Finally, it is noteworthy in the context of this review that not all stressful events are considered adverse. For example, exercise, dietary energy restriction and environmental enrichment can be considered mild stresses that have beneficial effects on cognitive function and may potentially increase an organism's resistance to further stress (Stranahan and Mattson, 2008; van Praag, 2009). Although the HPA axis is activated transiently during exercise and chronically during dietary energy restriction (Patel and Finch, 2002; Droste et al., 2009), these mild stressors confer numerous health benefits. Interestingly, beneficial and adverse stressors may differentially affect the ways in which neurons respond to elevated glucocorticoids. As evidence, adverse stressors (psychosocial stress and sleep deprivation, for example) decrease the expression of mineralocorticoid receptors (MR) whereas beneficial stressors such as dietary energy deprivation decrease the expression of glucocorticoid receptors (GR) in hippocampal neurons (Lee et al., 2000). For the purposes of this review, ‘stress’ should be considered ‘adverse stress’.

Chronic stress exacerbates cognitive deficits and amyloidogenesis in experimental models of AD

Despite the clinical connections between adverse stress, depression and the onset and progression of AD, few studies to date have utilized adverse behavioral stress paradigms in experimental models of AD (Table 1). Repeated adverse stress or chronic corticosterone administration are widely used to induce symptoms of clinical depression in laboratory rodents (Malberg and Duman 2003; David et al., 2009; Hajszan et al., 2009). Recent data obtained from a limited number of in vivo AD models demonstrate further declines in cognitive function after the application of adverse stress compared to the cognitive decline of AD alone (Dong et al., 2004; Jeong et al., 2006; Catania et al., 2009; Srivareerat et al., 2009). Chronic psychosocial stress induced by an intruder paradigm significantly exacerbated learning impairments in rats directly exposed to amyloid β-peptides (Aβs) Aβ1-40 and Aβ1-42, two cleavage products of the amyloid precursor protein (APP) that are believed to be neurotoxic in AD (Butterfield and Boyd-Kimball, 2004; Irie et al., 2007; Catania et al., 2009; Srivareerat et al., 2009).

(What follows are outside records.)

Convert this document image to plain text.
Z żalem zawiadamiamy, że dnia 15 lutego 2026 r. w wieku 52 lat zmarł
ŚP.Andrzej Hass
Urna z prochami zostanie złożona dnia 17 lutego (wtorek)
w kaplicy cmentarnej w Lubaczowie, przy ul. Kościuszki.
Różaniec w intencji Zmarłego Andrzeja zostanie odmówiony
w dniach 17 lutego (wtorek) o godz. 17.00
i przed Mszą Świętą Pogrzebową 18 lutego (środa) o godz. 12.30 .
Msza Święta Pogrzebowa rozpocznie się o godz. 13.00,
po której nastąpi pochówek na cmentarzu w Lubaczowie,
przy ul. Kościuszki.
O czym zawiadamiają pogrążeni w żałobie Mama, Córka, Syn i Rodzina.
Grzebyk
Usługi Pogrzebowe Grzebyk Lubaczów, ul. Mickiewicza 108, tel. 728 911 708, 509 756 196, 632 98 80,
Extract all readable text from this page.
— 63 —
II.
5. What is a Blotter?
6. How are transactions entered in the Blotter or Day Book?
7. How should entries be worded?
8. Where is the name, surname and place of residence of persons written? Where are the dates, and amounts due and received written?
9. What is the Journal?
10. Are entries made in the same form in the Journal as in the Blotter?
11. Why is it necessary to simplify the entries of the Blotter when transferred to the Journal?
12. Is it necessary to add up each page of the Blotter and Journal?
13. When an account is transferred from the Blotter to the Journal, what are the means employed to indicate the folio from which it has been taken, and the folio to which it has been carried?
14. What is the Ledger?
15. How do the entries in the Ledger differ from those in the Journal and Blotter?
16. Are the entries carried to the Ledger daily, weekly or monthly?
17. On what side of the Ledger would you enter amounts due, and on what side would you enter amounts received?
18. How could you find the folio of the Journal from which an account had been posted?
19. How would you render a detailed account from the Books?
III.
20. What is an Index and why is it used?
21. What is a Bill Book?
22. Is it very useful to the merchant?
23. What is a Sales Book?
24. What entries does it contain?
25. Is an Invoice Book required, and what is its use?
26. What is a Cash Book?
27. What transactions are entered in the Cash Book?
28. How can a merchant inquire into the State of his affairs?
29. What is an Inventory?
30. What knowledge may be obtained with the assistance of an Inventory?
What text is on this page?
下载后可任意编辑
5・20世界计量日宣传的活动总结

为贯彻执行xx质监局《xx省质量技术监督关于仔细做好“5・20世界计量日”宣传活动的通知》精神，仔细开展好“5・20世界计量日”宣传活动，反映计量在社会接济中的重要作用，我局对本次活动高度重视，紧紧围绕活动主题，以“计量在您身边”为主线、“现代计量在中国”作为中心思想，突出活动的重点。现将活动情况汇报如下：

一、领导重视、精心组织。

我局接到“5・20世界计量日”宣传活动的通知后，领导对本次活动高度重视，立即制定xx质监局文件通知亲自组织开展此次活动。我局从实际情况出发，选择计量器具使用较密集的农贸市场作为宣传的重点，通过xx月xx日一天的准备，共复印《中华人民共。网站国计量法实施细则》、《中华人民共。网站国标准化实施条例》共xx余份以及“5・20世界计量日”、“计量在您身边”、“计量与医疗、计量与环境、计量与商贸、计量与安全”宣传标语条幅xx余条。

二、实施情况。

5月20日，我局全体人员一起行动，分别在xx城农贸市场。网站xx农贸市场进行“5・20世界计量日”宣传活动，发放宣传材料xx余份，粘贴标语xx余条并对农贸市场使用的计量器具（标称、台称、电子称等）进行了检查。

Similarly, in a transgenic model of AD, 6 months of intermittent immobilization stress worsened learning deficits as measured by both passive avoidance and olfaction tests (Jeong et al., 2006). Further, 6 months of social isolation in a transgenic model of AD accelerated the onset of impairments in contextual, but not cued memory in a fear conditioning test (Dong et al., 2004). Although these above-mentioned studies are the only to our knowledge (Table 1), to measure the cognitive effects of adverse stress in AD, many experimental models of stress demonstrate decreases in cognitive function following a wide range of stressors such as chronic stress paradigms consisting of unpredictable periods of individual housing, tilted cage, food and water deprivation, and wet cage, as well as prolonged subordination and sleep deprivation (Smith and Kelly, 1988; Krugers et al., 1997; Youngblood et al., 1997; Park et al., 2001; Graves et al., 2003; Yap et al., 2006; Li et al., 2008). Chronic administration of dexamethasone, a GR agonist, caused learning and memory impairments in a passive avoidance test for aged, but not young, mice suggesting an increased susceptibility to elevated glucocorticoids with age (Yao et al., 2007).

Table 1
Summary of current research on the effects of chronic stress in various models of AD.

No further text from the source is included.